Andiamo a vedere quali sono le specie a rischio nel nostro paese:
Acipenser sturio: (Acipenser sturio Linnaeus, 1758)
Noto anche come storione comune, è uno dei più grandi pesci d’acqua dolce e salmastra d’Europa. In Italia fino agli anni ’20 si poteva trovare con un ampia distribuzione: nel bacino del Po, in Adriatico, nei fiumi Adige, Brenta, Piave, Tagliamento e Tevere. Ma si aveva anche la presenza, anche se sporadica o di passaggio nei Mari Ligure, Tirreno e Ionio, e nei fiumi Arno, Liri, Volturno e Garigliano.
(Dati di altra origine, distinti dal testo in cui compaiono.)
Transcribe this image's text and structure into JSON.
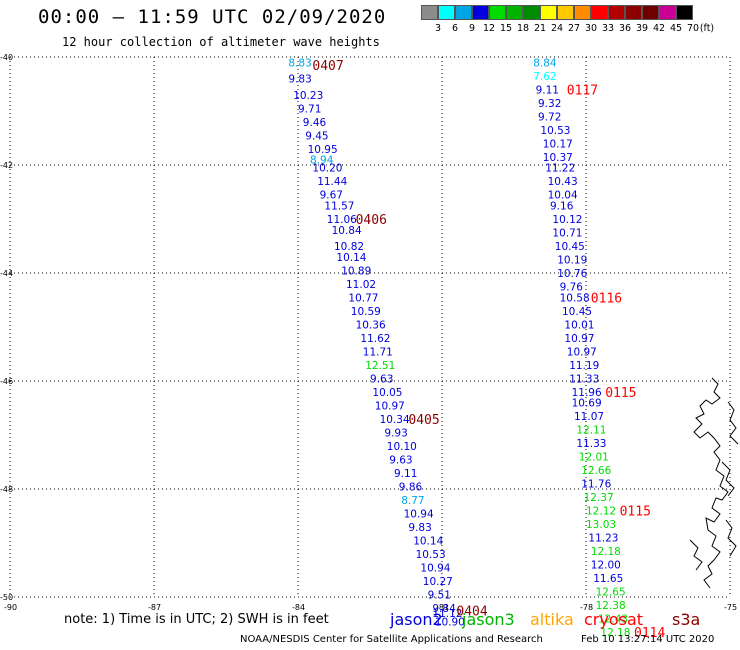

La sua scomparsa, come per gran parte delle specie anadrome ( pesce che risale le correnti per la riproduzione ), è da ricercarsi quasi totalmente per il forte impatto ambientale umano dato dalla costruzione di dighe, sbarramenti e deviazione dei corsi d’acqua.
Negli ultimi anni, grazie ai primi interventi sugli sbarramenti artificiali con la costruzione di scale di monta, si è potuto riscontrare un flebile ritorno di questa specie nel grande fiume.
Per ora rimane estinto nella regione
Huso Huso: (Huso huso (Linnaeus, 1758)),
o storione ladano, noto anche come storione beluga. Sul nostro territorio nazionale a livello naturale si può dire che è estinto da almeno 30 anni. Attualmente è allevato in impianti ittiogenici nell’Italia Settentrionale.
Negli ultimi decenni sono stati catturati solo singoli esemplari erratici probabilmente provenienti da porzioni dell’areale esterne ai confini nazionali.
Estinto nella regione
Scardinius scardafa: (Bonaparte, 1837),
Scardola Tirrenica. Estinta nel suo areale d’origine, presente solo nel Lago di Scanno. In Umbria Scardinius sp. è una delle specie che meno ha risentito delle varie cause di degrado ambientale: il suo areale è costante e attualmente rappresenta una delle specie più abbondanti sia nel lago Trasimeno, che a Piediluco, che nella Palude di Colfiorito e cioè nei tre ambienti lentici naturali dell’Umbria (dati non pubblicati).
In pericolo critico
Salmo carpio: (Linnaeus, 1758),
Conosciuto come carpione del Garda. E’ una specie endemica (esclusive di un dato territorio) propria del lago di Garda. Specie gregaria, vagante, di profondità. Vive principalmente nel basso e medio lago dove frequenta gli strati più profondi (100 – 200 m) della colonna d’acqua, spostandosi in acque di profondità inferiore solo per necessità riproduttive. Staziona molto raramente in superficie o resta nascosto in anfratti del substrato.
In pericolo
Barbus caninus: (Bonaparte, 1839),
Conosciuto come barbo canino. Vive nelle zone di media montagna al di sopra degli 800-1000 m s.l.m. E’ un Barbo di media taglia (< 250 mm) che necessita di acque mediamente rapide e trasparenti ad una temperatura che va dai 14 ai 18 °C. La deposizione delle uova avviene tra maggio e giugno. Questa specie è sia poliandrica ( particolare forma di polimorfismo per cui in una specie sono presenti due o più tipi di maschi) che poliginica ( strategia riproduttiva in cui un maschio si accoppia con più femmine ). Endemismo nel distretto Padano-Veneto, la sua distribuzione originaria presenta alcune incertezze.
In pericolo
Chondrostoma soetta: ( Bonaparte, 1840 ),
Conosciuta come savetta. Subendemismo padano del Nord Italia. La specie ha un areale ristretto, dall’Italia settentrionale e alla Svizzera meridionale. Nel Lazio segnalata la sua presenza in un paio di fiumi del frusinate, oltre ad essere presente in alcuni laghi dell’Appennino tosco-emiliano.